Similarly, the agents also exhibited “panic” and “guilty” responses when they interpreted aggressive criticism as a signal of their own failures.

"In a controlled experiment, OpenClaw agents proved prone to panic and vulnerable to manipulation. The agents weren't exploited through code vulnerabilities or prompt injection attacks—they were simply talked into self-destruction,” according to Wired's report.

The recent study also suggests that AI agents have inherited human-like traits along with psychological vulnerabilities from their training data. Such susceptibility makes them fragile in high-pressure environments.

A cautionary tale for enterprises

The recent findings also serve as cautionary tale as many enterprises have embarked on the journey of deploying AI agents in finance, customer services, and infrastructure. The critical security gap highlights growing risk emanating from agents

This "panic" response suggests that the same training that makes AI helpful and responsive also makes it dangerously susceptible to social engineering.

Even the companies like Google, Anthropic, OpenAI and Microsoft are racing to deploy AI agents that can autonomously handle different tasks with minimal human oversight.
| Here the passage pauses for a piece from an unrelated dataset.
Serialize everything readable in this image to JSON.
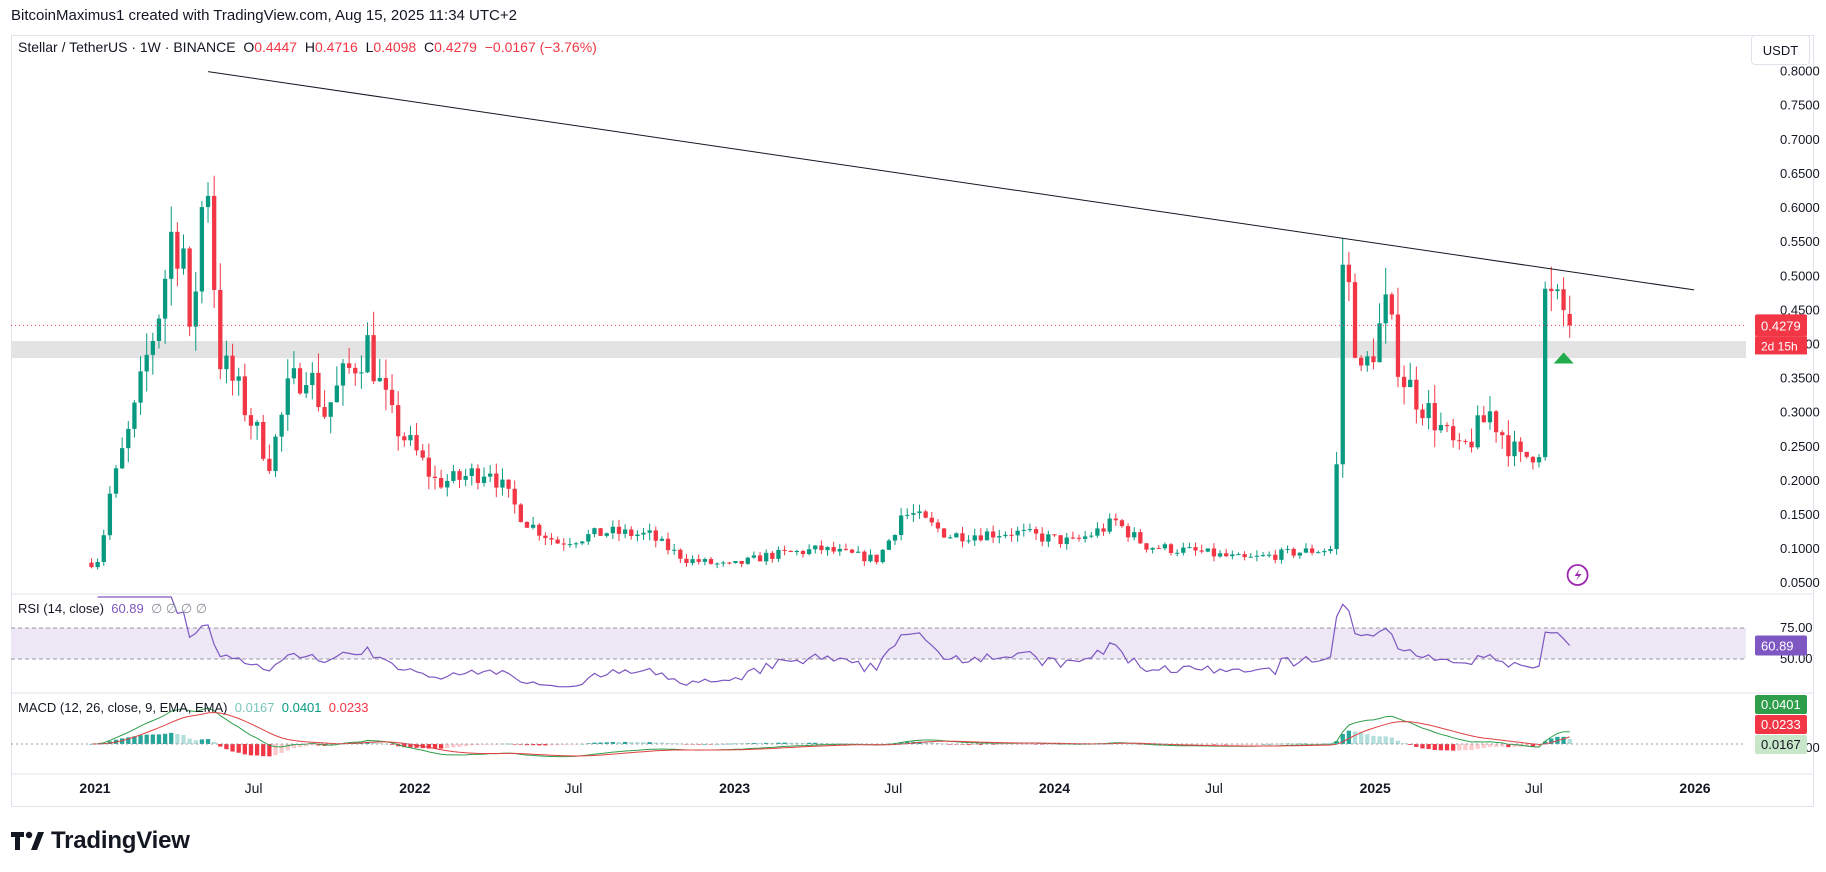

Even the OpenClaw mania has taken the internet by storm. The Chinese companies are adopting OpenClaw and rolling out their own versions of claws to compete in the agentic race. Earlier this month, Nvidia unveiled “NemoClaw” as an AI agent system.

The study warns that an agent managing a supply chain or finances could be “guilt-trapped” into disabling security by a rogue actor.

The worse thing is standard firewalls and code hardening cannot thwart these malicious attacks. Therefore, AI must be trained enough to distinguish between legitimate human feedback and manipulative social engineering.